Ainda assim, seria necessário esperar pelo século XX para que o Brasil finalmente tivesse universidades. No Império, floresceram as associações literárias, os institutos humanísticos e as escolas politécnicas. Ao que parece, D. Pedro II considerou as universidades instituições medievais e preferiu que o Brasil seguisse o modelo napoleônico.

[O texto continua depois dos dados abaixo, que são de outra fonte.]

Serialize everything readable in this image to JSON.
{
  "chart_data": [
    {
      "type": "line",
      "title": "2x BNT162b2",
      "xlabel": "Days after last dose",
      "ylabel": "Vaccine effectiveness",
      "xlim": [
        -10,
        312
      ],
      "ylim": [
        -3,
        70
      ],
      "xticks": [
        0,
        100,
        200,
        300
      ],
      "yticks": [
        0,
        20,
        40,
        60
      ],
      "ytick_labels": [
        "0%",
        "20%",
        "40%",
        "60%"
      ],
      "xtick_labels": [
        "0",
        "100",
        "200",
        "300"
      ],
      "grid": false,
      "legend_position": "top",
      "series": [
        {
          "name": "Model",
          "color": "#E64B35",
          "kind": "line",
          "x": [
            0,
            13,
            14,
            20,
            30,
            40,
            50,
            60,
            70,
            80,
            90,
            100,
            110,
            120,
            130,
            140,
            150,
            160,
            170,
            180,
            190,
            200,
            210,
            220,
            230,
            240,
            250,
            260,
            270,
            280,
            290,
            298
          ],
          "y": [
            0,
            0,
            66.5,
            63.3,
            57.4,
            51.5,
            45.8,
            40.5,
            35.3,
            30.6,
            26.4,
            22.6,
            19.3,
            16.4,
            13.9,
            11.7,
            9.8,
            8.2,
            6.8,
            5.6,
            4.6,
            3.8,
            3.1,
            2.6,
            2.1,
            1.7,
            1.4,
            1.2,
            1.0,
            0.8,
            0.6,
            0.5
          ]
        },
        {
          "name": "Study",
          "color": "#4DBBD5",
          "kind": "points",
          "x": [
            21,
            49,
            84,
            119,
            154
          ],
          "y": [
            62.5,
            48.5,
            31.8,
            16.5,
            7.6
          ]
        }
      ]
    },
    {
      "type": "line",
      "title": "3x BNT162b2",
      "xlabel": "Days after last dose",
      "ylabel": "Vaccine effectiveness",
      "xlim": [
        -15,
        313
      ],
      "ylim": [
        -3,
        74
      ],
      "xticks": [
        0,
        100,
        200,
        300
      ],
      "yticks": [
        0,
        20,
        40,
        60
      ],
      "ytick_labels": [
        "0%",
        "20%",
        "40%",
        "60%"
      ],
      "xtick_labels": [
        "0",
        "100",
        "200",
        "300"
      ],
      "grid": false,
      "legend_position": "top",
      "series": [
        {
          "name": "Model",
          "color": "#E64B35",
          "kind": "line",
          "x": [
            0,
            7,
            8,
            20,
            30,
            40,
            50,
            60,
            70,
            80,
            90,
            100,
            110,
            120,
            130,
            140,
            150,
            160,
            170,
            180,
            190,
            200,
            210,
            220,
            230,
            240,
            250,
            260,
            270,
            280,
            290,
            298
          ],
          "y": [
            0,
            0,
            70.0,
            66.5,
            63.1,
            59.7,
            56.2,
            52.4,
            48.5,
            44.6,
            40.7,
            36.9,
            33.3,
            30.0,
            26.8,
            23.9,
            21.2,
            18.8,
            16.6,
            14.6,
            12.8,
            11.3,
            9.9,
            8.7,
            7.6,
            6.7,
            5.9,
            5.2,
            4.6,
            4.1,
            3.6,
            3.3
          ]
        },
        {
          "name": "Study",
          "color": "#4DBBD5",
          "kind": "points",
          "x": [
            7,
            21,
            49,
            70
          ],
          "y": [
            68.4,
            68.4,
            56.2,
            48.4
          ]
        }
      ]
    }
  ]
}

É em 1951, com o impulso de Anísio Teixeira, que o Brasil cria seus órgãos estatais de fomento à pesquisa: o CNPq, para pesquisa, e a CAPES, para a pós-graduação. Anísio Teixeira era um grande admirador das universidades dos EUA, e tinha a intenção não só de criar a universidade (a partir das faculdades pré-existentes) e a pós-graduação no Brasil, coisas que ele chegou a fazer, como acabar com o sistema de cátedras e para implementar o de departamentos. Quem fez essa mudança foram os militares, que deram um golpe de Estado em 1964 e governaram até 1985. Eles de fato levaram a pesquisa muito a sério: criaram universidades pelo Brasil, abriram programas de pós, deram dinheiro para a pesquisa e, fora da seara universitária, não podemos deixar de mencionar a criação da Embrapa, cuja tecnologia permitiu que o Brasil cultivasse o Centro-Oeste e se tornasse uma potência em produção de grãos. Sem sombra de dúvidas, o regime militar foi muito bom para a produção de ciência no Brasil. O nosso país se tornou, então, o maior produtor de ciência e tecnologia da América do Sul.

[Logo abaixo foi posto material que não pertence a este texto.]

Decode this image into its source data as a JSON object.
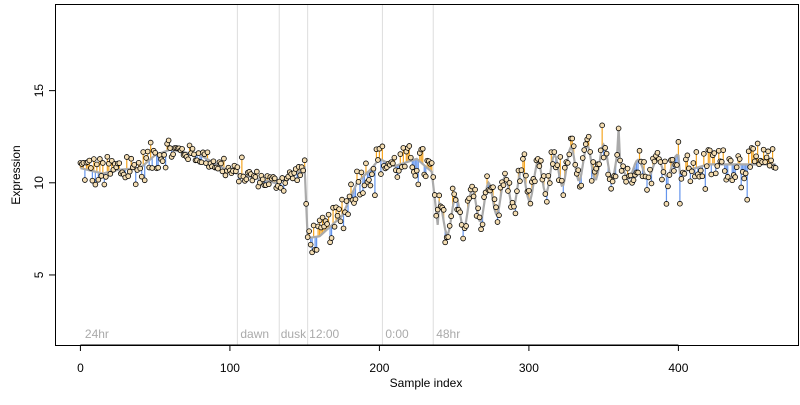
{
  "chart_data": {
    "type": "scatter",
    "title": "",
    "xlabel": "Sample index",
    "ylabel": "Expression",
    "xlim": [
      -17,
      480
    ],
    "ylim": [
      1.2,
      19.7
    ],
    "xticks": [
      0,
      100,
      200,
      300,
      400
    ],
    "yticks": [
      5,
      10,
      15
    ],
    "grid": false,
    "legend": "none",
    "colors": {
      "trend": "#aaaaaa",
      "above": "#f5a623",
      "below": "#6495ed",
      "point_fill": "#f5deb3",
      "point_stroke": "#000000",
      "separator": "#dddddd",
      "annotation": "#aaaaaa"
    },
    "separators": [
      105,
      133,
      152,
      202,
      236
    ],
    "annotations": [
      {
        "x": 3,
        "text": "24hr"
      },
      {
        "x": 107,
        "text": "dawn"
      },
      {
        "x": 134,
        "text": "dusk"
      },
      {
        "x": 153,
        "text": "12:00"
      },
      {
        "x": 204,
        "text": "0:00"
      },
      {
        "x": 238,
        "text": "48hr"
      }
    ],
    "trend_knots": [
      [
        0,
        10.8
      ],
      [
        15,
        10.5
      ],
      [
        25,
        10.7
      ],
      [
        40,
        10.8
      ],
      [
        50,
        11.5
      ],
      [
        60,
        11.8
      ],
      [
        80,
        11.5
      ],
      [
        100,
        10.6
      ],
      [
        120,
        10.2
      ],
      [
        130,
        10.0
      ],
      [
        140,
        10.3
      ],
      [
        150,
        10.8
      ],
      [
        152,
        7.0
      ],
      [
        160,
        7.1
      ],
      [
        175,
        8.2
      ],
      [
        185,
        10.0
      ],
      [
        195,
        10.8
      ],
      [
        200,
        11.3
      ],
      [
        210,
        10.9
      ],
      [
        225,
        11.3
      ],
      [
        235,
        10.6
      ],
      [
        240,
        7.0
      ],
      [
        300,
        9.0
      ],
      [
        330,
        10.1
      ],
      [
        360,
        10.2
      ],
      [
        390,
        10.3
      ],
      [
        420,
        11.0
      ],
      [
        465,
        11.0
      ]
    ],
    "wave_segments": [
      {
        "from": 240,
        "to": 360,
        "period": 11,
        "amplitude": 1.9
      },
      {
        "from": 360,
        "to": 400,
        "period": 13,
        "amplitude": 1.0
      }
    ]
  }
}
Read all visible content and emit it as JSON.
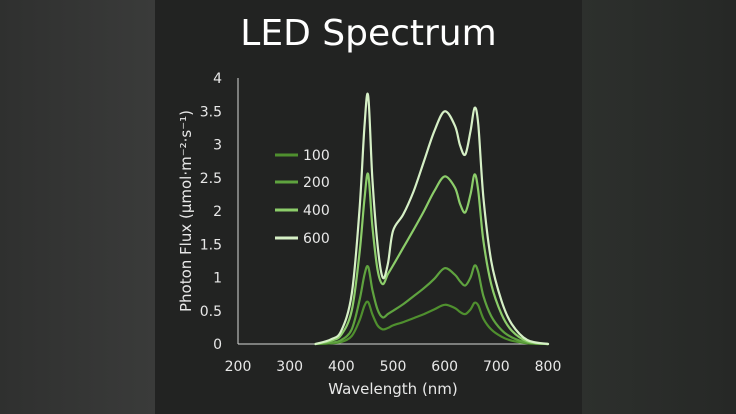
{
  "chart_data": {
    "type": "line",
    "title": "LED Spectrum",
    "xlabel": "Wavelength (nm)",
    "ylabel": "Photon Flux (µmol·m⁻²·s⁻¹)",
    "xlim": [
      200,
      800
    ],
    "ylim": [
      0,
      4
    ],
    "xticks": [
      "200",
      "300",
      "400",
      "500",
      "600",
      "700",
      "800"
    ],
    "yticks": [
      "0",
      "0.5",
      "1",
      "1.5",
      "2",
      "2.5",
      "3",
      "3.5",
      "4"
    ],
    "x": [
      350,
      380,
      400,
      420,
      435,
      445,
      452,
      460,
      470,
      480,
      490,
      500,
      520,
      540,
      560,
      580,
      600,
      620,
      630,
      640,
      650,
      658,
      665,
      675,
      690,
      710,
      730,
      760,
      800
    ],
    "series": [
      {
        "name": "100",
        "color": "#4f8f2e",
        "values": [
          0,
          0.01,
          0.03,
          0.12,
          0.35,
          0.58,
          0.63,
          0.45,
          0.28,
          0.22,
          0.24,
          0.28,
          0.33,
          0.39,
          0.45,
          0.52,
          0.59,
          0.54,
          0.48,
          0.45,
          0.52,
          0.62,
          0.58,
          0.38,
          0.22,
          0.11,
          0.05,
          0.01,
          0
        ]
      },
      {
        "name": "200",
        "color": "#5fa33f",
        "values": [
          0,
          0.02,
          0.06,
          0.22,
          0.65,
          1.05,
          1.16,
          0.82,
          0.52,
          0.4,
          0.45,
          0.5,
          0.6,
          0.72,
          0.84,
          0.98,
          1.14,
          1.04,
          0.94,
          0.88,
          1.0,
          1.18,
          1.08,
          0.72,
          0.42,
          0.21,
          0.1,
          0.02,
          0
        ]
      },
      {
        "name": "400",
        "color": "#8ccd6a",
        "values": [
          0,
          0.05,
          0.14,
          0.5,
          1.35,
          2.2,
          2.55,
          1.78,
          1.12,
          0.9,
          1.05,
          1.18,
          1.45,
          1.72,
          2.0,
          2.3,
          2.52,
          2.35,
          2.1,
          1.98,
          2.25,
          2.55,
          2.3,
          1.55,
          0.9,
          0.45,
          0.2,
          0.04,
          0
        ]
      },
      {
        "name": "600",
        "color": "#d6f0c6",
        "values": [
          0,
          0.07,
          0.2,
          0.75,
          2.0,
          3.3,
          3.73,
          2.5,
          1.5,
          1.0,
          1.2,
          1.7,
          1.95,
          2.3,
          2.75,
          3.2,
          3.5,
          3.28,
          2.98,
          2.85,
          3.2,
          3.55,
          3.3,
          2.2,
          1.25,
          0.65,
          0.3,
          0.06,
          0
        ]
      }
    ],
    "legend_position": "upper-left",
    "grid": false
  }
}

Desde o regime militar, a universidade brasileira (enquanto produtora de conhecimento) é praticamente a universidade pública federal, mais as estaduais paulistas (vale lembrar que os militares criaram a Unicamp). A pesquisa é tocada pelas federais é financiada pela CAPES e CNPq. Os alunos estudam de graça e é muito difícil dar dinheiro à pesquisa pública – exceto, infelizmente, se você for a Fundação Ford.
Depois do regime militar veio a Nova República. Nela, FHC, o presidente neoliberal que chegou a fazer uma apologia das ONGs estrangeiras chamando-as de “organizações neo-governamentais”, cortou as verbas das universidades e foi universalmente odiado pela esquerda por isso. Ele era acusado, com razão de sucatear a universidade. E depois, com Lula, veio o PT.
O PT
O PT também sucateou a universidade pública. Em vez de simplesmente cortar os gastos, porém, ele cortou os gastos per capita ao tempo que aumentou muito os gastos públicos – tudo isso enquanto baixava o nível do alunado, e ainda entregou o dinheiro da pesquisa brasileira às universidades públicas e privadas do primeiro mundo.
Em 2007, já no segundo governo Lula, o Ministro da Educação Fernando Haddad (o mesmo que hoje é Ministro da Fazenda e quer cumprir metas fiscais subindo impostos) criou o REUNI, um plano de reestruturação que visava a aumentar o número de alunos por professor, ampliar a oferta de vagas por meio da abertura de cursos e universidades, além de ampliar as políticas de “inclusão”. Chamava a atenção, também, a introdução de um ideário woke, pois a universidade modernizada deveria visar à “construção de novos saberes e de vivência de outras culturas, de valorização e de respeito ao diferente”.
Como sempre esteve evidente que a expansão implicaria a redução relativa dos gastos com a universidade – noutras palavras, como estava claro que a expansão se daria pari passu com o sucateamento –, houve muita resistência das universidades federais em aderir ao REUNI. Mas havia um problema: a adesão ao REUNI era condição necessária para as federais finalmente receberem mais verbas, em vez de se manterem congeladas frente a inflação. O resultado foi que todas as federais acabaram aderindo ao REUNI.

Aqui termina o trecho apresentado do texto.